# 2013 LTZ Mylink questions



## cooter2 (Oct 8, 2018)

TeamNadomas said:


> I'm not sure if i'm in the right place but I have a couple questions. Hopefully someone can answer or point me in the right direction.
> I have a 2013 Cruze LTZ Pioneer system.
> I've had the car since 2014 and never really used the navigation. Recently I started using it. I also just subscribed back to SiriusXM and added travel link and navigation. I ordered the 2017 map update from GMNAVDISC V2017 for $99 (not here yet) Now my questions.
> 1.I can't see any difference with the navigation with or without the SiriusXM navigation subscription. Can anyone confirm what exactly it's supposed to do?
> ...


On you question 3. I was told by a GM Service person at a dealer, that GM does not update the myLink to add features, only to fix issues, therefore no, an update will not get you Car Play. I want to do the same thing on my 2014.


----------



## ChevyGuy (Dec 13, 2014)

TeamNadomas said:


> 4. When I used my old Windows 7,8 &10 phones it would ask when I got a text to read it. Is there a way to enable this with an android phone?

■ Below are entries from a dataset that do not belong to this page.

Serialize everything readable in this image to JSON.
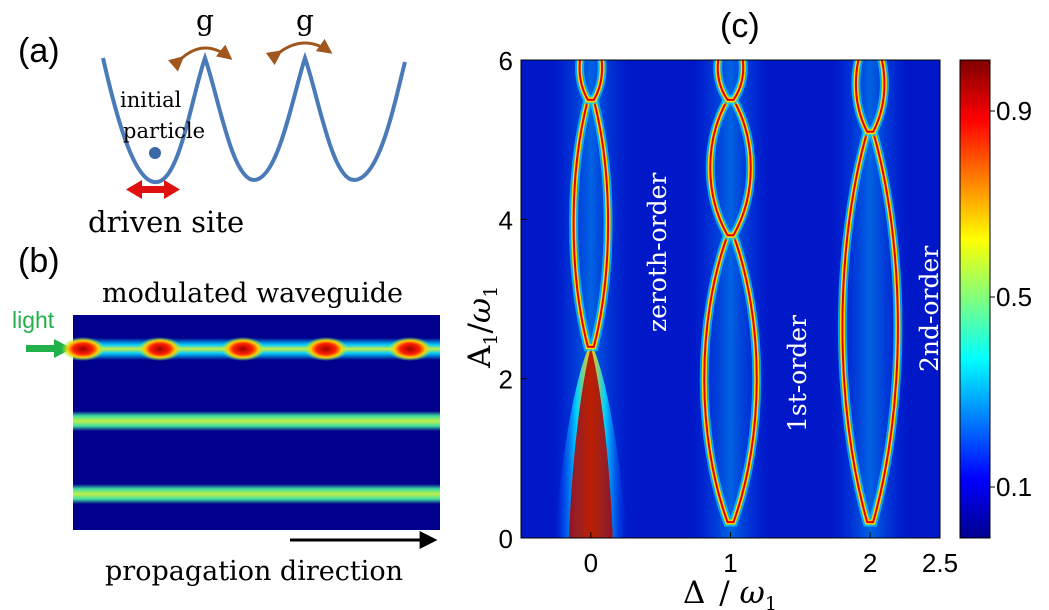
{
  "panel_a": {
    "label": "(a)",
    "coupling_left": "g",
    "coupling_right": "g",
    "particle_label_line1": "initial",
    "particle_label_line2": "particle",
    "driven_label": "driven site",
    "colors": {
      "potential": "#4a7ab8",
      "coupling_arrow": "#a0561c",
      "drive_arrow": "#e01010",
      "particle": "#3c6aa8"
    }
  },
  "panel_b": {
    "label": "(b)",
    "title": "modulated waveguide",
    "light_label": "light",
    "propagation_label": "propagation direction",
    "colors": {
      "background": "#00008c",
      "light": "#22b04a",
      "stripe": "#b4f050",
      "hot": "#c00000"
    }
  },
  "panel_c": {
    "label": "(c)",
    "ylabel_main": "A",
    "ylabel_sub": "1",
    "ylabel_den": "ω",
    "ylabel_den_sub": "1",
    "xlabel_main": "Δ",
    "xlabel_den": "ω",
    "xlabel_den_sub": "1",
    "x_ticks": [
      "0",
      "1",
      "2",
      "2.5"
    ],
    "y_ticks": [
      "0",
      "2",
      "4",
      "6"
    ],
    "colorbar_ticks": [
      "0.9",
      "0.5",
      "0.1"
    ],
    "band_labels": [
      "zeroth-order",
      "1st-order",
      "2nd-order"
    ]
  },
  "chart_data": {
    "type": "heatmap",
    "title": "(c)",
    "xlabel": "Δ/ω1",
    "ylabel": "A1/ω1",
    "xlim": [
      -0.5,
      2.5
    ],
    "ylim": [
      0,
      6
    ],
    "colorbar_ticks": [
      0.1,
      0.5,
      0.9
    ],
    "bands": [
      {
        "name": "zeroth-order",
        "center": 0.0,
        "crossings_A": [
          2.4,
          5.5
        ]
      },
      {
        "name": "1st-order",
        "center": 1.0,
        "crossings_A": [
          0.0,
          3.8,
          5.5
        ]
      },
      {
        "name": "2nd-order",
        "center": 2.0,
        "crossings_A": [
          0.0,
          5.1
        ]
      }
    ]
  }
}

My 2015 MyLink will do that. My 2013 did not. For that, I added a app that would read the text messages aloud. It had a setting where it would only do that if I was using "headphones". The car, when paired, looks like headphones to the phone. So, when a text message came in, it would pause the current audio and then read the message aloud. No distracting screen prompts like I get with my 2015.


----------